Certainly, these explicit instances of poor air quality does not mean that regulations and various other programs have not been installed at various global, local, and national levels in order to respond to the problem. For example, as far back as 1951, “modern air-pollution regulation began in the USSR…when standards were fixed for ten air pollutants including sulfur dioxide and nitrogen oxides.” (Sokolov & Jager, 2001, p. 142) However, such policies are obviously not foolproof. Moreover, because of the ever-increasing globalized world, policies on a national or local level are not sufficient: “Controlling global air pollution is a unique policy challenge, because solutions must be developed not only through domestic initiatives but also through international treaties and programs.” (Callan & Thomas, 2007, p. 238)
Accordingly, the severity of the environmental health challenge can be traced back to the complex demands of a globalized and competitive world economy, dominated by a capitalist world-view: any prospective resolution, as Callan & Thomas note above, suggests a complicated synthesis of global and domestic initiatives. This is not to say, however, that purely localized initiatives, such as community health approaches cannot aid in ameliorating the problem. Rather because of this very complexity, perhaps it is most important to raise the issue on a community level in order to create awareness in the public imagination: the attempt to take certain grassroots approach can potentially reset ethical perspectives on fundamental level.
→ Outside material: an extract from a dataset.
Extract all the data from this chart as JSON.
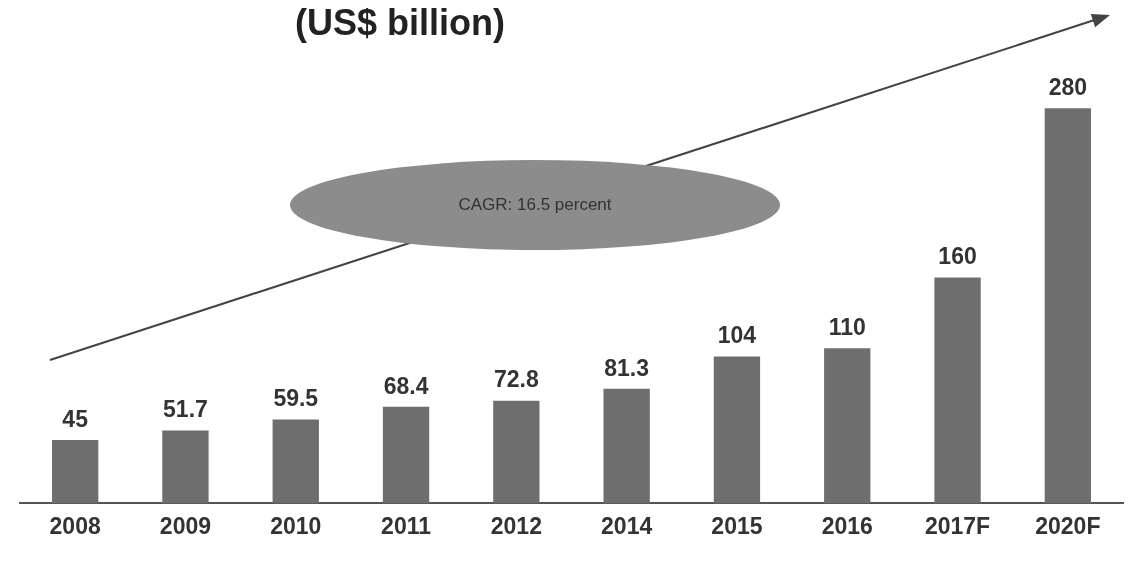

For example, the establishment of environmental activist groups on neighborhood levels can alert the local population of possible health hazards, while also endeavoring to directly communicate with local industry, making it clear that the community has concerns with their business practice. The expression of direct concern in this case is a relevant means of protest, since, for example, such local industries acquire the labor power necessary for their industries from these same communities. This local level initiative demonstrates the community’s concern for its health: such activism demands individual health rights on the most basic possible level, encouraging industry to adhere to environmental health policy, while also working with them to potentially take a new ethical world-view in their business practice. While this nevertheless remains a purely local strategy, this should not minimize the significance of such an intervention, since these health concerns are most painfully experienced on precisely individual, familial and community levels.
References
Callan, S.J. and Thomas, J.M. (2007). Environmental Economics & Management: Theory, Policy, and Applications. Mason, OH: Cengage Learning.
Drury Toshiyuki, R., Believeau, M.E., Kuhn, J.S. and Bansal, S. (1999) Pollution Trading and Environmental Injustice: Los Angeles’ Failed Experiment in Air Quality Policy. Duke Environmental Law & Policy Forum. Vol. 9, 23. 233-289.
Sokolov, V. and Jager, J. (2001). Turning Points: The Management of Global Environmental Risks in the Former Soviet Union. In: W.C. Clark (ed.) Learning to Manage Global Environmental Risks: A Comparative History of Social Responses to Climate Change, Ozone Depletion, and Acid Rain. Cambridge, MA: MIT Press. 139-166.
Tiwary, A. and Colls, J. (2010). Air Pollution. (3rd edition). New York: Routledge.